Face classes

This class represents faces of 2D and 3D elements. The are used to store and compute surface loads on elements.

Future applications will include contact.

The Faces class is an abstract class defining the interface for all face classes.

class femedu.elements.Faces.Faces(id, *nds, **kwargs)

abstract class: representing one face of a 2D or 3D element

computeNodalFlux()

This is a virtual method. Any class derived from Faces must implement this function.

computeNodalForces()

This is a virtual method. Any class derived from Faces must implement this function.

initialize()

This is a virtual method. Any class derived from Faces must implement this function.

isFace(X, N)

Abstract interface for test function.

Note

This method needs to be implemented by every derived class.

Parameters:

  • X (np.array) – position vector for a point

  • N (np.array) – outward normal vector at X

Returns:

True if X and N match this face. False otherwise.

setFlux(qn, influx=False)

Defines a scalar surface flux on this Face. Coordinates n is the outward normal.

Parameters:

  • qn – normal flux per unit length (or unit area in 3d)

  • influx – set to True if given value is an in-flux. (same as entering a negative out-flux)

setLoad(pn, ps)

Defines surface loading on this Face. Coordinates n and s are outward normal and tangent directions, respectively. The local tangent is defined from the first to th esecond (to the third) node.

Parameters:

  • pn – normal force per unit length

  • ps – tangential force per unit length

Derived Classes

class femedu.elements.Face2D.Face2D(id, *nds, **kwargs)

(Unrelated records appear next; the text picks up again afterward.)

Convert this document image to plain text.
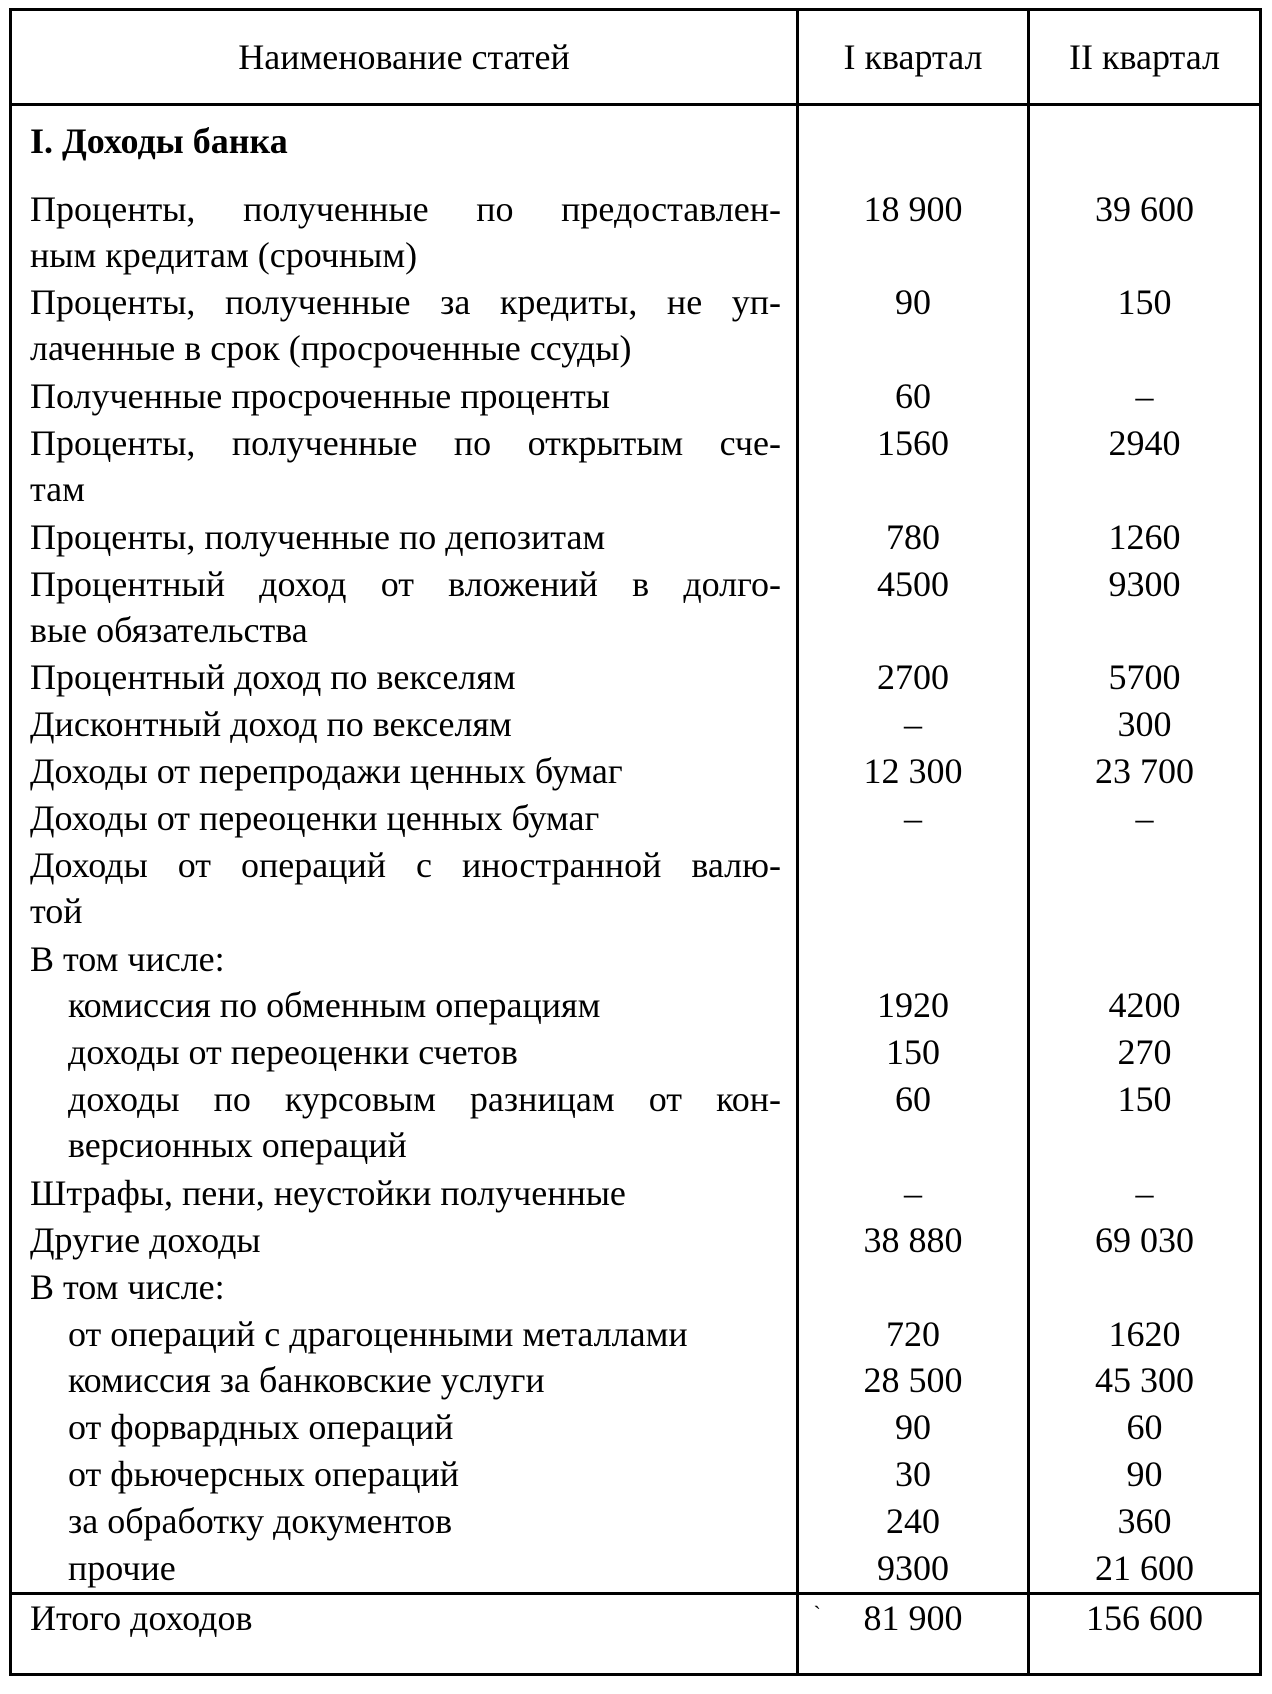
Наименование статей	I квартал	II квартал

I. Доходы банка		

Проценты, полученные по предоставлен-
ным кредитам (срочным)	18 900	39 600

Проценты, полученные за кредиты, не уп-
лаченные в срок (просроченные ссуды)	90	150

Полученные просроченные проценты	60	–

Проценты, полученные по открытым сче-
там	1560	2940

Проценты, полученные по депозитам	780	1260

Процентный доход от вложений в долго-
вые обязательства	4500	9300

Процентный доход по векселям	2700	5700

Дисконтный доход по векселям	–	300

Доходы от перепродажи ценных бумаг	12 300	23 700

Доходы от переоценки ценных бумаг	–	–

Доходы от операций с иностранной валю-
той		

В том числе:		

комиссия по обменным операциям	1920	4200

доходы от переоценки счетов	150	270

доходы по курсовым разницам от кон-
версионных операций	60	150

Штрафы, пени, неустойки полученные	–	–

Другие доходы	38 880	69 030

В том числе:		

от операций с драгоценными металлами	720	1620

комиссия за банковские услуги	28 500	45 300

от форвардных операций	90	60

от фьючерсных операций	30	90

за обработку документов	240	360

прочие	9300	21 600
Итого доходов	` 81 900	156 600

Implementation representing one face of a 2D element

The face may be defined by two nodes (liner interpolation) or three nodes (quadratic interpolation). The node order for quadratic elements is nodes at [-1, 0, +1]

computeNodalFlux()

Implementation of nodal flux calculation from surface flux.

Surface out-flux (in-flux) is considered positive (negative).

The surface is described as

\[{\boldsymbol\varphi}(s) = \sum_k \phi_k(s) {\bf X}_k\]

where \(\phi_k(s)\) is the k-th shape function on [-1,1], and \({\bf X}_k\) is the coordinate of the k-th node.

The nodal fluxes are obtained as

\[{\bf P}_i = \int_{-1}^{+1} \phi_i(s) \: q_n \: || \boldsymbol\varphi}_{,s} || \: ds\]
computeNodalForces()

Implementation of nodal force calculation from surface loads.

The surface is described as

\[{\boldsymbol\varphi}(s) = \sum_k \phi_k(s) {\bf X}_k\]

where \(\phi_k(s)\) is the k-th shape function on [-1,1], and \({\bf X}_k\) is the coordinate of the k-th node.

The nodal forces are obtained as

\[{\bf P}_i = \int_{-1}^{+1} \phi_i(s) \left( p_n \, {\boldsymbol\varphi}_{,s} \times {\bf k} + p_s \, {\boldsymbol\varphi}_{,s} \right) ds\]
initialize()

This method computes area and normals for Face2D.

It is called by the constructor of the Faces class.

isFace(X, N)

Implementation of the test function.

Parameters:

  • X (np.array) – position vector for a point

  • N (np.array) – outward normal vector at X

Returns:

True if X and N match this face. False otherwise.

class femedu.elements.Face3D.Face3D(id, *nds, **kwargs)

Implementation representing one face of a 3D brick or tetrahedral element

The face may be defined by

  • three nodes: liner interpolation of triangular face

  • four nodes: linear interpolation of an 8-node brick.

  • six nodes: quadratic interpolation of triangular face

  • eight nodes: quadratic interpolation of a 20-node brick.

  • nine nodes: quadratic interpolation of a 27-node brick.

Note

The node order of 3D faces follows the node order of similar shaped 2D elements.

initialize()

This method computes area and normals for Face3D.

It is called by the constructor of the Faces class.

isFace(X, N)

Implementation of the test function.

Parameters:

  • X (np.array) – position vector for a point

  • N (np.array) – outward normal vector at X

Returns:

True if X and N match this face. False otherwise.